House passes bill setting conditions for PREPA debt restructuring


Rep. Luis Raúl Torres Cruz

By The Star Staff


The island House of Representatives passed legislation late on Tuesday that would establish conditions for the restructuring of the Puerto Rico Electric Power Authority’s (PREPA) $9 billion debt.


Lawmakers passed House Bill (HB) 1429, penned by the Popular Democratic Party (PDP) delegation, and Senate Joint Resolutions 326 and 327, which also addressed problems with the energy sector.


HB 1429, approved with 30 votes in favor and 16 votes against, and one abstention, allows for the creation of the “Puerto Rico Electric Power Authority (PREPA) Debt Restructuring Act.”


The bill says that restructuring PREPA’s $9 billion debt and its bond issuances must follow the commonwealth’s debt management policy.


“This bill establishes the parameters that this House of Representatives and the Senate, if approved there, would be willing to accept in that restructuring plan,” said independent Rep. Luis Raúl Torres Cruz, who chairs the Energy Committee.


The Senate has yet to vote on the bill, which was one in a long list of bills that needed approval before the current session ends in two weeks.


Torres Cruz said witnesses who spoke at House hearings said that unsecured bonds with no guarantees comprise a large part of PREPA’s debt that the government seeks to restructure.


“So much of that debt should not be paid,” he said. “All the organizations of retired employees, UTIER [the Spanish acronym for the Electrical Industry and Irrigation Workers Union], community organizations, Sierra Club, Quiero Sol, and other institutions said they should not pay a penny of that debt.”


“House Bill 1429 establishes minimum conditions for debt restructuring that must go hand in hand with reforms that strengthen and guarantee Puerto Rico’s energy supply, follow a public policy of reasonable rates, and keep rates as close as possible to the aspirational goal of 20 cents per kilowatt hour,” Torres Cruz said.


The debt restructuring and bond issuance must respect payment priorities established in a trust agreement and significantly cut PREPA’s bond debt, but not allow bondholders to repay more than 30% of the debt. The restructuring must also provide adequate financing to the PREPA Employees Retirement System and guarantee the payment of employer contributions to the PREPA Employees Retirement System.


According to the approved bill, PREPA’s next bond issues must also comply with public energy policy and not undermine the current rights of employees who remain in PREPA.


“Both the Financial Oversight and Management Board and the United States Courts have recognized the exercise of legislative authority in debt restructuring …” HB 1429 states. “[The courts] have also validated the full authority of the Legislative Assembly to regulate public corporations.”

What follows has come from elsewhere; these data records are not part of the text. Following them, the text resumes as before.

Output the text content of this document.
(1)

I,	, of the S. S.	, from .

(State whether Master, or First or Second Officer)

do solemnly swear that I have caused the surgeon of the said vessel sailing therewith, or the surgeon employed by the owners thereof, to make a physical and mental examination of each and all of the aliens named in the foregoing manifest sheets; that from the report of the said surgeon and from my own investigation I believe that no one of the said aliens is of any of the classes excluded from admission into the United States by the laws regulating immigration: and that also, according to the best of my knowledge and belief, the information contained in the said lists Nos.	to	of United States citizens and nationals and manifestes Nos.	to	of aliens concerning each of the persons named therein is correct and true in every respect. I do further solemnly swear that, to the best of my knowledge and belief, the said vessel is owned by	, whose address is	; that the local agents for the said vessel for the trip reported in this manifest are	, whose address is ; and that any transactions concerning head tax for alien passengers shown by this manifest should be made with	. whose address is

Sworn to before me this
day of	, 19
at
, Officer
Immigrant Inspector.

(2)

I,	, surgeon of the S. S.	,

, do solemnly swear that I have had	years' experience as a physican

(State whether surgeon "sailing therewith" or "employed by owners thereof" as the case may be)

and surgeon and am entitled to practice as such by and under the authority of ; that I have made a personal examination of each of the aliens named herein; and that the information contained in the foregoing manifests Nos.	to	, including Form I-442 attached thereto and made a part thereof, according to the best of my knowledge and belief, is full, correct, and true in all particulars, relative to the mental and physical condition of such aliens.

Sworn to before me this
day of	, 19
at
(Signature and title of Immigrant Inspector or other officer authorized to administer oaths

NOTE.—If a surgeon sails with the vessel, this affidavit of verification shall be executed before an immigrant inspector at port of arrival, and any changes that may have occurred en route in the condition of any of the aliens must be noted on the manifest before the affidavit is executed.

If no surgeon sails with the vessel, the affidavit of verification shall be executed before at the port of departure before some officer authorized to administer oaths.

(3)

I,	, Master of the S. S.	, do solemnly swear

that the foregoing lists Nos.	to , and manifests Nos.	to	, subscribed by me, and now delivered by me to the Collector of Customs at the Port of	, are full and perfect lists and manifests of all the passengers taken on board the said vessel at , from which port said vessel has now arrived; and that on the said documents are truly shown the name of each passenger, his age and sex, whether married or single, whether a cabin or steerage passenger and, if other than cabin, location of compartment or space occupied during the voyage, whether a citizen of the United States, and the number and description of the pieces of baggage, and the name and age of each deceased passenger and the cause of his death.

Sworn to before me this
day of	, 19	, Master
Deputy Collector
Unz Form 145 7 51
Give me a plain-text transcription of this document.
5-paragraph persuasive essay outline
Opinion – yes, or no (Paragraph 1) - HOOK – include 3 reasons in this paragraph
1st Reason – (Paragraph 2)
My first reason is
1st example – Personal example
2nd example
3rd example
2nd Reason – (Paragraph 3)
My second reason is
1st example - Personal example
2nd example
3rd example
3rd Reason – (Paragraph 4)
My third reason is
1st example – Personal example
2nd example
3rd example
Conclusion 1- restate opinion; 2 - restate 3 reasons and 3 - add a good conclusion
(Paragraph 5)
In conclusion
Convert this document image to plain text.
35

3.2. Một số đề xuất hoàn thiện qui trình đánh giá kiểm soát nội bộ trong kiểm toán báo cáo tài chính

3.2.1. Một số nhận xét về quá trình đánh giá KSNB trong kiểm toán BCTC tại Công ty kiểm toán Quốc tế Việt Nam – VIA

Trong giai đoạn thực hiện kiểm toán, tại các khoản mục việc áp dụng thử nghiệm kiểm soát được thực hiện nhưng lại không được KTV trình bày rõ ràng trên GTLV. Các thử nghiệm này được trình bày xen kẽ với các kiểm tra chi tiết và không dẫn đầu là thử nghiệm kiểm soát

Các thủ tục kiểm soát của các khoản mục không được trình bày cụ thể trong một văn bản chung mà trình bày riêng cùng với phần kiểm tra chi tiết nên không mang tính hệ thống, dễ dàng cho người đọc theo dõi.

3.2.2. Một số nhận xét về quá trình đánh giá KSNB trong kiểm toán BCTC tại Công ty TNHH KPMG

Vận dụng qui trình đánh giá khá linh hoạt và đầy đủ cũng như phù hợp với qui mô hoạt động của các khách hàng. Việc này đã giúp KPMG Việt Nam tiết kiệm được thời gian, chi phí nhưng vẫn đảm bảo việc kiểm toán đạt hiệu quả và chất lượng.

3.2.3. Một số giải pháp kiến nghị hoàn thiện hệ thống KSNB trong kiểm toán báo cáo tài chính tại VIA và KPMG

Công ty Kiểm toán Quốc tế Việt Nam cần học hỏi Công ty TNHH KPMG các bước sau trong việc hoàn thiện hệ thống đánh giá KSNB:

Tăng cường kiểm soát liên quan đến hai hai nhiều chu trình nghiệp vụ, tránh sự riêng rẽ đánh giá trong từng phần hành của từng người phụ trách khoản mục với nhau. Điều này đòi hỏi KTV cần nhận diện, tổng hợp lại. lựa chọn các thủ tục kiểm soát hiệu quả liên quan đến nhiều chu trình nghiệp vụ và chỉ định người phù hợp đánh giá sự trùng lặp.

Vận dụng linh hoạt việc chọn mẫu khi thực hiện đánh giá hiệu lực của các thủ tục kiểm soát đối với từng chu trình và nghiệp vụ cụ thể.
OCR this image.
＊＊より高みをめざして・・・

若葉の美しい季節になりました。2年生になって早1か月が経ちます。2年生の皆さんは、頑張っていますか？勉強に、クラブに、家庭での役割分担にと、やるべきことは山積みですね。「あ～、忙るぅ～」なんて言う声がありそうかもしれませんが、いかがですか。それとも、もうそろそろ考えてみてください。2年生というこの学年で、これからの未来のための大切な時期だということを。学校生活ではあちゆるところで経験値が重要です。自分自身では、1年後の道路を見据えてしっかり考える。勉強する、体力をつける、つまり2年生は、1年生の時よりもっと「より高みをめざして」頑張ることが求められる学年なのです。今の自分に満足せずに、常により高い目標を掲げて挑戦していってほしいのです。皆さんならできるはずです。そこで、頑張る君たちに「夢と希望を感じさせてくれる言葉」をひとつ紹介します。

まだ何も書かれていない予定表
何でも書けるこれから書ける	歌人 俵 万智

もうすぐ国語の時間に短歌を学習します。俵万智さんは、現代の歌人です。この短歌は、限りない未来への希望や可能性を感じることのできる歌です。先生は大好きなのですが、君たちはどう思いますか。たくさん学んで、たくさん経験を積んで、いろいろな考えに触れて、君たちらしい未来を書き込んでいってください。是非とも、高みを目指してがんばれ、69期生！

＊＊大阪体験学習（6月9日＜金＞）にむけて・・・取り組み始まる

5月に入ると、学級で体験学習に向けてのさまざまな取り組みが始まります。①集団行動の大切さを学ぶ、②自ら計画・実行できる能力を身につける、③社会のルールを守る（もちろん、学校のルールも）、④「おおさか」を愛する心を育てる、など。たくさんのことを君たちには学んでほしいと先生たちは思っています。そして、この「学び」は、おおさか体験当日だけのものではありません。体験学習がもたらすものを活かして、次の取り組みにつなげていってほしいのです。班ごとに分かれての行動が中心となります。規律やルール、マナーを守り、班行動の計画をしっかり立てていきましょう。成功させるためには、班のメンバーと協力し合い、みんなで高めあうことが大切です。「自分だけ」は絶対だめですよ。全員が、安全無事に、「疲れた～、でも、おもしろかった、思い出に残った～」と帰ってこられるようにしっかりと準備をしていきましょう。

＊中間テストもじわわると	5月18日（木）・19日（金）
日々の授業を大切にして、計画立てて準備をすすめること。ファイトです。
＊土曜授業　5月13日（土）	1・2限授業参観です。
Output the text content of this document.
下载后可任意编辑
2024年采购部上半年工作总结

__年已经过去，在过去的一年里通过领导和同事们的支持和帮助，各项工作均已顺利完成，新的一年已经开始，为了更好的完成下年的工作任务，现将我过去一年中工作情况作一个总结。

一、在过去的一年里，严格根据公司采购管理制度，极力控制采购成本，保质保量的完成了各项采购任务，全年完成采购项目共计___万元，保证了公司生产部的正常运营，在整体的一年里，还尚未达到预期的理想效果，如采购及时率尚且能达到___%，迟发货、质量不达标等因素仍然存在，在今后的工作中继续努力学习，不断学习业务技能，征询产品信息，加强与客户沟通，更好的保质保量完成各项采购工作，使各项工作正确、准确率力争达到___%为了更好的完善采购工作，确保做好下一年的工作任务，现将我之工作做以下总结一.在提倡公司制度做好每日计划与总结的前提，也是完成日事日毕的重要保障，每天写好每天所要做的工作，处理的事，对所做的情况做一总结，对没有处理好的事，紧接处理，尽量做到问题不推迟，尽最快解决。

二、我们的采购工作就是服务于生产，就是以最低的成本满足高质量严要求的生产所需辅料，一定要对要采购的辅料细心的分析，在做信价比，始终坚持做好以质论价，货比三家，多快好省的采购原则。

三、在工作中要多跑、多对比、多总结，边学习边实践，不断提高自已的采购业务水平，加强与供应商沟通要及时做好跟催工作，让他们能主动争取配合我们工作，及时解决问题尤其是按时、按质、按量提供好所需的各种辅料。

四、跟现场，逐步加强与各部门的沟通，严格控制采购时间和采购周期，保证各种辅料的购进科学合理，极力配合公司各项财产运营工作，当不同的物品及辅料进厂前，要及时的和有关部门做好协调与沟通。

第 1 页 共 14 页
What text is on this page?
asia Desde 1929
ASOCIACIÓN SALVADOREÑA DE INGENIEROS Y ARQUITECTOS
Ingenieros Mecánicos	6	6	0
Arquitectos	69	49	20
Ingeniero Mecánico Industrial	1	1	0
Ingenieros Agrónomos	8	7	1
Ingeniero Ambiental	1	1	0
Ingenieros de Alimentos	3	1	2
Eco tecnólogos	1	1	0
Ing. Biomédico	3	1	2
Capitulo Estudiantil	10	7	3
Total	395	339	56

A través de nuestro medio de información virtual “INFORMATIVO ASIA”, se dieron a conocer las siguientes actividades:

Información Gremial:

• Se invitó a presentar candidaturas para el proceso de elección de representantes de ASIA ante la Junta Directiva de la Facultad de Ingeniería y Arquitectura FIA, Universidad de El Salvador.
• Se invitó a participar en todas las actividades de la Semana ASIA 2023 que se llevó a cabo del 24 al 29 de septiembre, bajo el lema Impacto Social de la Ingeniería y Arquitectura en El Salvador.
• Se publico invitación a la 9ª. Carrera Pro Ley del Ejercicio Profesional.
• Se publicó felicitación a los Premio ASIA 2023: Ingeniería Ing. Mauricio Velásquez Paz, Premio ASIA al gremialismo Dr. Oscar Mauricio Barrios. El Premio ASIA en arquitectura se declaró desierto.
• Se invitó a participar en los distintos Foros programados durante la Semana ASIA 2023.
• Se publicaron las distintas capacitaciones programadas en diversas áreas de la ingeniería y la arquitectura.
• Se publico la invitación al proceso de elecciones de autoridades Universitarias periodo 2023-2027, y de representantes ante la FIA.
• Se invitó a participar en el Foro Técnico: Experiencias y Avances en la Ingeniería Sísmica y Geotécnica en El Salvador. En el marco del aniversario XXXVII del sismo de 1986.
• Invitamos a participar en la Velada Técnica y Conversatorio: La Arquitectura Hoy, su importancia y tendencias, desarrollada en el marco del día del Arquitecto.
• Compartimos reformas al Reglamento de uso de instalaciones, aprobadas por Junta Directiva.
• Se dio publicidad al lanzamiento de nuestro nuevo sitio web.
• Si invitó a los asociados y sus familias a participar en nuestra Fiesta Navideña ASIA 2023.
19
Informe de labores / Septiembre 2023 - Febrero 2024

The bill notes that the Puerto Rico Oversight, Management and Economic Stability Act (PROMESA) acknowledges that debt adjustment plans must have legislative, regulatory or electoral authorization.


U.S. District Court Judge Laura Taylor Swain is currently keeping the negotiation on restructuring PREPA’s debt alive. The oversight board must submit a restructuring plan for PREPA’s debt to Judge Swain by Dec. 1.


“We have fulfilled the responsibility to legislate to guarantee that any debt restructuring promotes the stabilization of the public corporation, the fulfillment of its priority obligations, and the economic development of Puerto Rico,” HB 1429’s authors highlighted.


The House also passed Senate Joint Resolution 327 to order the Puerto Rico Energy Bureau to submit, within 20 calendar days, a detailed report on the metrics adopted to measure LUMA Energy’s compliance with its contract to operate PREPA’s transmission and distribution system.